Perhaps I couldn’t communicate well under the panic I was in. I tried to tell him that Evelyn’s head fell off in class and we needed help straight away, but that sounded so bizarre that he only seemed confused. I couldn’t wait to explain more, so I kept running. I’d have better luck finding someone who could just help without question.
I passed by the school’s infirmary, which occurred to me to be the better option for seeking help. I screamed incoherently off the top of my lungs inside, but an unusual individual answered my plea for help - a girl of around 7 years old who appeared to be the school nurse. I had tears in my eyes, but her height, her look and physique was no mistake for a little girl. I stopped screaming when I saw her.
Out of everyone else in school so far, she seemed to be the only one who’s genuinely concerned at my plea and felt that something was really wrong. She agreed to follow me to my classroom straight away.
We ran back up the flight of stairs to my classroom, but by the time we arrived, a completely different class was going on there, with a different teacher and classmates. There was no blood on the floor. All desks and chairs were back at their grid-like pattern. It was as if everything that I just saw suddenly didn’t happen.
I felt like I was going insane, but the girl nurse still believed me, or that at least something was very wrong.

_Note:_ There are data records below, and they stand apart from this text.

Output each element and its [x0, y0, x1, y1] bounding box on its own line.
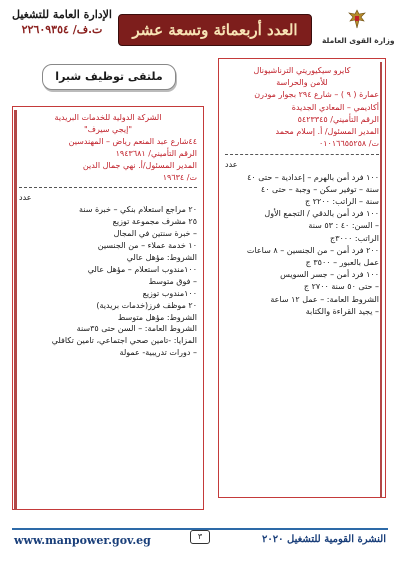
- right-item: ١٠٠ فرد أمن بالهرم – إعدادية – حتى ٤٠: [247, 172, 379, 182]
- right-item: سنة – توفير سكن – وجبة – حتى ٤٠: [260, 184, 379, 194]
- footer-bulletin-title: النشرة القومية للتشغيل ٢٠٢٠: [262, 534, 386, 545]
- right-item: عمل بالعبور – ٣٥٠٠ ج: [305, 258, 379, 268]
- right-item: ٢٠٠ فرد أمن – من الجنسين – ٨ ساعات: [246, 245, 379, 255]
- right-item: – يجيد القراءة والكتابة: [305, 306, 379, 316]
- page-number: ٣: [190, 530, 210, 544]
- dept-block: [8, 8, 116, 36]
- right-company-name: كايرو سيكيوريتي الترناشيونال: [253, 66, 351, 75]
- issue-banner: العدد أربعمائة وتسعة عشر: [118, 14, 312, 46]
- right-manager: المدير المسئول/ أ. إسلام محمد: [275, 127, 379, 137]
- right-address-2: أكاديمي – المعادي الجديدة: [291, 102, 379, 112]
- left-phone: ت/ ١٩٦٣٤: [162, 172, 197, 182]
- right-item: ١٠٠ فرد أمن بالدقي / التجمع الأول: [264, 209, 379, 219]
- left-item: المزايا: -تامين صحي اجتماعي، تامين تكافلي: [51, 336, 197, 346]
- right-column-box: [218, 58, 386, 498]
- dept-fax: ت.ف/ ٢٢٦٠٩٣٥٤: [21, 23, 103, 36]
- right-item: الشروط العامة: – عمل ١٢ ساعة: [270, 294, 379, 304]
- left-item: – دورات تدريبية- عمولة: [119, 348, 197, 358]
- left-manager: المدير المسئول/أ. نهي جمال الدين: [82, 160, 197, 170]
- right-item: – حتى ٥٠ سنة ٢٧٠٠ ج: [303, 282, 379, 292]
- left-item: ٢٠ موظف فرز(خدمات بريدية): [96, 300, 197, 310]
- left-item: الشروط العامة: – السن حتى ٣٥سنة: [76, 324, 197, 334]
- left-company-name: الشركة الدولية للخدمات البريدية: [54, 113, 162, 122]
- footer: [0, 514, 400, 554]
- right-company-sub: للأمن والحراسة: [276, 78, 328, 88]
- forum-title: ملتقى توظيف شبرا: [42, 64, 176, 90]
- left-column-box: [12, 106, 204, 510]
- left-address: ٤٤شارع عبد المنعم رياض – المهندسين: [68, 136, 197, 146]
- left-item: ١٠ خدمة عملاء – من الجنسين: [97, 241, 197, 251]
- left-item: ١٠٠مندوب استعلام – مؤهل عالي: [87, 264, 197, 274]
- left-column-accent: [14, 110, 17, 510]
- dept-name: الإدارة العامة للتشغيل: [12, 8, 112, 21]
- left-item: – خبرة سنتين في المجال: [113, 229, 197, 239]
- right-address-1: عمارة ( ٩ ) – شارع ٢٩٤ بجوار مودرن: [254, 90, 379, 100]
- left-item: ٢٠ مراجع استعلام بنكي – خبرة سنة: [79, 205, 197, 215]
- count-label: عدد: [225, 160, 238, 170]
- count-label: عدد: [19, 193, 32, 203]
- right-phone: ت/ ٠١٠١٦٦٥٥٢٥٨: [318, 139, 379, 149]
- right-item: – السن: ٤٠ : ٥٣ سنة: [308, 221, 379, 231]
- left-item: ١٠٠مندوب توزيع: [142, 288, 197, 298]
- divider: [225, 154, 379, 155]
- left-insurance: الرقم التأميني/ ١٩٤٣٦٨١: [115, 148, 197, 158]
- left-item: الشروط: مؤهل متوسط: [117, 312, 197, 322]
- left-item: الشروط: مؤهل عالي: [126, 252, 197, 262]
- left-item: ٢٥ مشرف مجموعة توزيع: [112, 217, 197, 227]
- eagle-emblem-icon: [346, 8, 368, 30]
- right-item: ١٠٠ فرد أمن – جسر السويس: [280, 270, 379, 280]
- left-item: – فوق متوسط: [148, 276, 197, 286]
- right-insurance: الرقم التأميني/ ٥٤٢٣٣٤٥: [297, 114, 379, 124]
- right-column-accent: [380, 62, 383, 498]
- divider: [19, 187, 197, 188]
- left-company-sub: "إيجي سيرف": [83, 124, 132, 134]
- ministry-logo: [322, 8, 395, 45]
- left-column: [12, 58, 204, 510]
- right-item: سنة – الراتب: ٢٢٠٠ ج: [304, 197, 379, 207]
- ministry-name: وزارة القوى العاملة: [322, 36, 395, 45]
- right-item: الراتب: ٣٠٠٠ج: [330, 233, 379, 243]
- footer-url[interactable]: www.manpower.gov.eg: [14, 534, 151, 547]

I don’t know who she might really be or how she could believe my sanity, but it was comforting. She advised me to go back home, and she’ll cover any explanation of my early leave to any questioning teachers. I wanted to stay and ask her so many questions, like who she was, where was my class, where was everybody, but I couldn’t resist the thought of going home earlier. Not after that ordeal.
On the street away from school, I stumbled upon my aunt and my cousin. My aunt greeted me with a smile, pleasantly surprised that I left school early. She said she just got a new doll for my cousin and they were going for a walk. My cousin walked over to show me her new doll.
The new doll had Evelyn’s face on it.